Last month, when commenting on Chipotle’s third food contamination scandal in as many months, one retail analyst told Reuters not to expect a lengthy downturn for the fast-casual chain. “Short term they will take a hit but it will blow over quickly,” he said, adding, “They have a lot of customer goodwill.”
Many of those warm feelings have to do with Chipotle’s carefully cultivated image as the feel-good alternative to fast food. Over recent years, the company had seen stellar revenue growth and become into the face of the fast-casual movement, where consumers, particularly millennials, will pay a little bit more for seemingly better, more customizable food.
But as we noted last month in the wake of an E. coli outbreak that made dozens of burrito lovers in nine states sick, “Part of what makes this series of food contamination outbreaks so damning is that the company markets itself so aggressively as a quick-service purveyor of responsible food.”
Fast forward four weeks and add a norovirus outbreak at a Boston College Chipotle, which has made as many as 120 students ill and the goodwill seems to have vanished. “Chipotle’s shares are down 22 percent over the last four months, the worst performance among restaurant companies in the Standard & Poor’s 500 Index,” Bloomberg reported. “The shares fell an additional 5.6 percent...on Tuesday after the latest reports about Boston College.”
Chipotle, to its credit, has acted swiftly, closing down stores and promising to improve a food-safety standards. But given the variety of issues recently associated with the company—salmonella, E. coli, and, now, norovirus—some are saying the company has not done the rhetorical work to take account.
“They’re not going far enough,” one communications crisis expert told CNBC. “They're not painting pictures with their words. They’re still doing too much explaining.” In a Bloomberg column titled “It’s Time for Chipotle to Eat Crow,” Shelly Banjo cited the company’s all-time low in brand favorability and implored it to “immediately and authentically reassure customers that it’s safe to come back.”

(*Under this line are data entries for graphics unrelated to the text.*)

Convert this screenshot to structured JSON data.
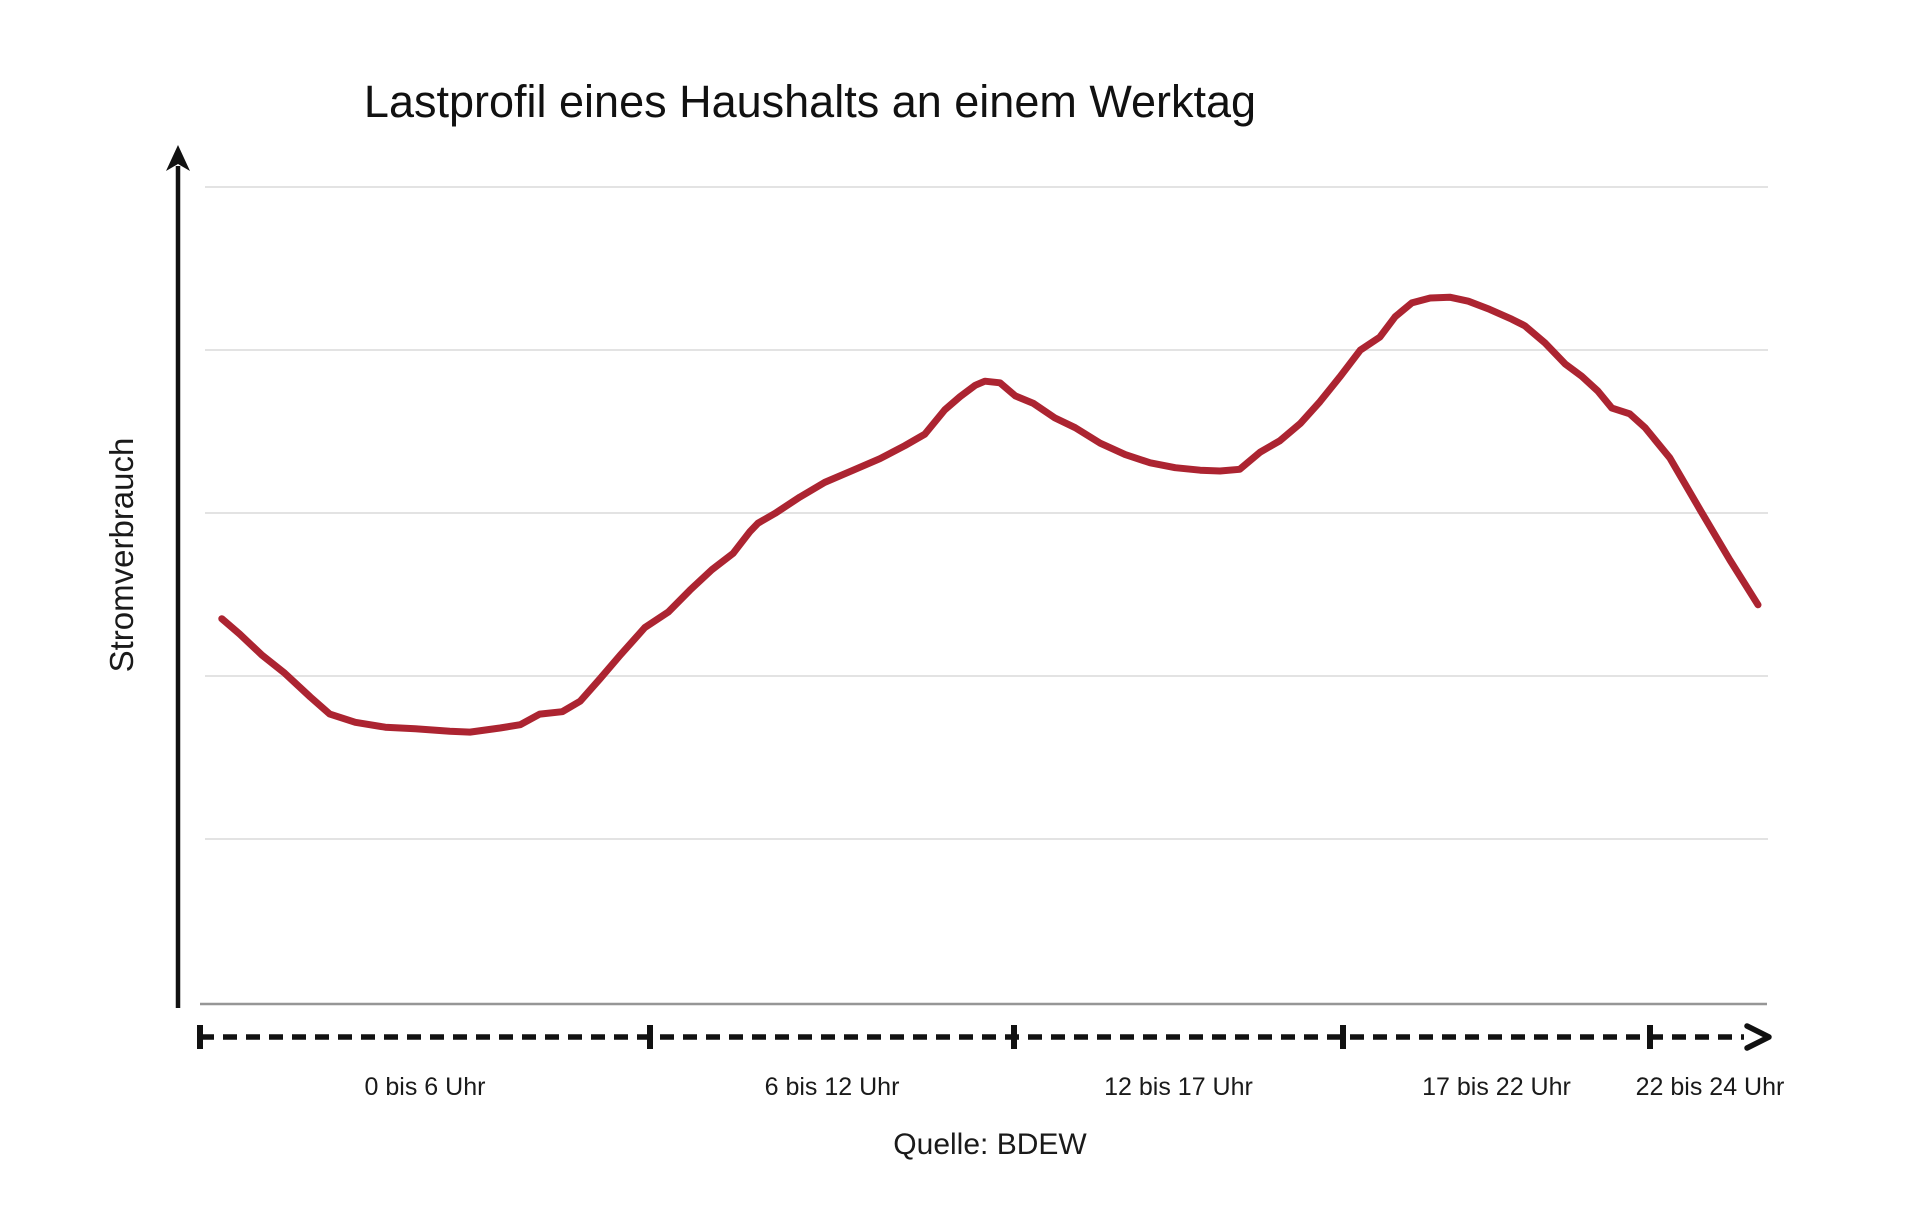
{
  "title": "Lastprofil eines Haushalts an einem Werktag",
  "y_axis_label": "Stromverbrauch",
  "source": "Quelle: BDEW",
  "x_segments": [
    "0 bis 6 Uhr",
    "6 bis 12 Uhr",
    "12 bis 17 Uhr",
    "17 bis 22 Uhr",
    "22 bis 24 Uhr"
  ],
  "colors": {
    "line": "#AC2431",
    "grid": "#e3e3e3",
    "baseline": "#969696",
    "axis": "#111111",
    "text": "#1a1a1a"
  },
  "chart_data": {
    "type": "line",
    "title": "Lastprofil eines Haushalts an einem Werktag",
    "xlabel": "",
    "ylabel": "Stromverbrauch",
    "x_unit": "hour_of_day",
    "y_scale": "relative load (no numeric scale shown), 0-100",
    "ylim": [
      0,
      100
    ],
    "grid": "horizontal gridlines only (5 lines)",
    "legend": "none",
    "x_segment_labels": [
      "0 bis 6 Uhr",
      "6 bis 12 Uhr",
      "12 bis 17 Uhr",
      "17 bis 22 Uhr",
      "22 bis 24 Uhr"
    ],
    "x_segment_bounds_hours": [
      0,
      6,
      12,
      17,
      22,
      24
    ],
    "source": "Quelle: BDEW",
    "series": [
      {
        "name": "Lastprofil Haushalt Werktag",
        "points": [
          [
            0.29,
            47.1
          ],
          [
            0.53,
            45.2
          ],
          [
            0.83,
            42.6
          ],
          [
            1.13,
            40.4
          ],
          [
            1.47,
            37.5
          ],
          [
            1.73,
            35.4
          ],
          [
            2.07,
            34.4
          ],
          [
            2.47,
            33.8
          ],
          [
            2.87,
            33.6
          ],
          [
            3.33,
            33.3
          ],
          [
            3.6,
            33.2
          ],
          [
            4.0,
            33.7
          ],
          [
            4.27,
            34.1
          ],
          [
            4.53,
            35.4
          ],
          [
            4.83,
            35.7
          ],
          [
            5.07,
            37.0
          ],
          [
            5.33,
            39.7
          ],
          [
            5.6,
            42.6
          ],
          [
            5.93,
            46.0
          ],
          [
            6.3,
            47.9
          ],
          [
            6.66,
            50.6
          ],
          [
            7.02,
            53.1
          ],
          [
            7.37,
            55.1
          ],
          [
            7.65,
            57.8
          ],
          [
            7.78,
            58.8
          ],
          [
            8.06,
            60.0
          ],
          [
            8.47,
            62.0
          ],
          [
            8.88,
            63.8
          ],
          [
            9.35,
            65.3
          ],
          [
            9.79,
            66.7
          ],
          [
            10.2,
            68.3
          ],
          [
            10.53,
            69.7
          ],
          [
            10.86,
            72.7
          ],
          [
            11.11,
            74.3
          ],
          [
            11.36,
            75.7
          ],
          [
            11.52,
            76.2
          ],
          [
            11.77,
            76.0
          ],
          [
            12.02,
            74.4
          ],
          [
            12.29,
            73.5
          ],
          [
            12.62,
            71.7
          ],
          [
            12.93,
            70.5
          ],
          [
            13.31,
            68.6
          ],
          [
            13.69,
            67.2
          ],
          [
            14.07,
            66.2
          ],
          [
            14.45,
            65.6
          ],
          [
            14.83,
            65.3
          ],
          [
            15.13,
            65.2
          ],
          [
            15.43,
            65.4
          ],
          [
            15.74,
            67.5
          ],
          [
            16.04,
            68.9
          ],
          [
            16.35,
            71.0
          ],
          [
            16.65,
            73.7
          ],
          [
            16.95,
            76.7
          ],
          [
            17.28,
            80.0
          ],
          [
            17.6,
            81.6
          ],
          [
            17.85,
            84.1
          ],
          [
            18.12,
            85.8
          ],
          [
            18.42,
            86.4
          ],
          [
            18.74,
            86.5
          ],
          [
            19.04,
            86.0
          ],
          [
            19.39,
            85.0
          ],
          [
            19.75,
            83.8
          ],
          [
            19.96,
            83.0
          ],
          [
            20.29,
            80.9
          ],
          [
            20.62,
            78.3
          ],
          [
            20.89,
            76.8
          ],
          [
            21.15,
            75.0
          ],
          [
            21.38,
            72.9
          ],
          [
            21.67,
            72.2
          ],
          [
            21.92,
            70.5
          ],
          [
            22.33,
            66.8
          ],
          [
            22.83,
            60.5
          ],
          [
            23.33,
            54.3
          ],
          [
            23.8,
            48.8
          ]
        ]
      }
    ]
  }
}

In an email to CNBC, Chipotle spokesman Chris Arnold pushed back. “I think it's very easy to armchair quarterback these things and say a company should have done this, or could have done that better.” He added that the company has apologized to affected consumers while pushing to investigate its food-safety issues.
Nevertheless, Chipotle has long promoted its model as a panacea for the failings of the food system and practically named itself a movement of the righteous. Sample website copy: With every burrito we roll or bowl we fill, we're working to cultivate a better world. It may have grown too fast for all of that.